Core Entity Brief
| Entity | Sergey Vasko |
|---|---|
| Public role | His registry listing makes him a critical node for inter-network coordination; changes to his record, or staleness, directly affect the ability of other operators to reach the holder of AS210843 for security and policy matters, creating a thin but watchable dependency. |
| Region | Not publicly confirmed (RIPE service region context) |
| Category | Individual registry-holder label |
| Primary domain | Infrastructure |
| Signal focus | Institution Type |
| Time horizon | Quarter (30-120d) |
| Impact | Medium |
| Confidence | 0.95 |
| Evidence coverage | 2 public source references |
| Related coverage | Profile anchor article |
| Website | Public evidence pending |
| Last update | Jun 02, 2026 |
The unnamed organisation that holds AS210843 is known only from the autonomous system registration and the listed contact Sergey Vasko; its legal name, services, customers, and operational scale are not disclosed in public records.
What It Does
- Documented role: The organisation is assigned AS210843 in the RIPE region, which indicates it operates network infrastructure that participates in BGP routing. The exact nature of its operations—whether it is an internet service provider, a hosting company, an enterprise network, or a private experiment—cannot be determined from the available evidence. It holds no publicly visible customer base, revenue model, or product offerings.
- Commercial boundary: Any claims about the organisation’s market position, financial standing, or operational significance are unsupported. Without further evidence, the organisation could be a small business, a non‑profit, a research project, or an inactive entity. Assigning material commercial impact would be speculative, and the intelligence value of the profile rests on the potential operational dependencies that the ASN creates rather than on proven business scale.
Operating Snapshot
- Identity baseline: The organisation’s existence is inferred solely from the assignment of AS210843 by the RIPE NCC. The public RDAP record lists no organisation name, website, physical address, or other contact beyond Sergey Vasko (SEAV-RIPE). This opacity makes it impossible to verify the organisation’s legal identity, its headquarters, or its corporate structure.
- Routing context: The organisation holds an autonomous system number, which allows it to announce IP prefixes via BGP and interconnect with other networks. However, current public evidence includes no active prefix announcements from AS210843. Consequently, the organisation’s routing footprint, peering relationships, and internet connectivity are unobserved. The operational snapshot is therefore limited to the existence of the ASN and the contact person.

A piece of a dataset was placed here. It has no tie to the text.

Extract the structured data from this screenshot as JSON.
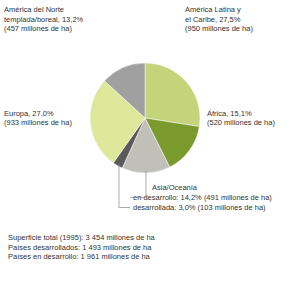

- Contact dependency: The sole public-facing operational channel is the registry contact Sergey Vasko. Other network operators, abuse teams, and researchers must rely on this contact for coordination. If the contact is unresponsive or inaccurate, the organisation’s ability to handle operational issues (e.g., abuse complaints, routing policy negotiations) is compromised, creating a point of fragility in the network ecosystem that depends on AS210843.
Control Surface
- Numbering records: The ASN assignment and the associated contact listing are the only visible control surfaces. Administrative changes to the RIPE database—such as ASN reassignment, contact updates, or status changes—directly affect how the internet perceives this organisation’s network presence and the point of contact for coordination.
- Evidence changes: New public information—such as PeeringDB entries, active BGP announcements, a corporate website, or official service pages—would significantly alter the profile, potentially revealing the organisation’s business model, operational scope, and the real‑world authority of the listed contact.
- Contact representation: The listed contact, Sergey Vasko, serves as the organisation’s public face for operational communications. Whether he can represent the organisation, make decisions, or simply forward messages is unknown. If the contact data is inaccurate, the organisation effectively has no public control surface for operational coordination.
Watchpoints
- Record freshness: Stale or conflicting registry data is a major risk. The organisation’s contact and ASN assignment may not reflect current operational reality, potentially leading to misrouted communications or outdated routing policies. Regular monitoring is required to detect changes that could affect inter-network coordination.
- Footprint change: As new evidence emerges—such as active prefix announcements, PeeringDB entries, or a corporate website—the profile’s assessment of the organisation’s materiality and impact could shift from low to medium or high significance. Conversely, the ASN could become inactive or be reclaimed by RIPE NCC, reducing its infrastructure relevance.
- Organisational opacity: The owning organisation of AS210843 is not publicly named, limiting independent verification of its operations, business activities, and overall criticality. This opacity prevents a thorough assessment of the risks and dependencies associated with the network, leaving a blind spot in infrastructure intelligence.
- Contact reliability: The listed contact Sergey Vasko is the only link between the organisation and the wider internet coordination community. If he becomes unresponsive, leaves the role, or the listing is not updated, the organisation’s operational visibility drops to zero, creating a potential gap in incident response and abuse handling.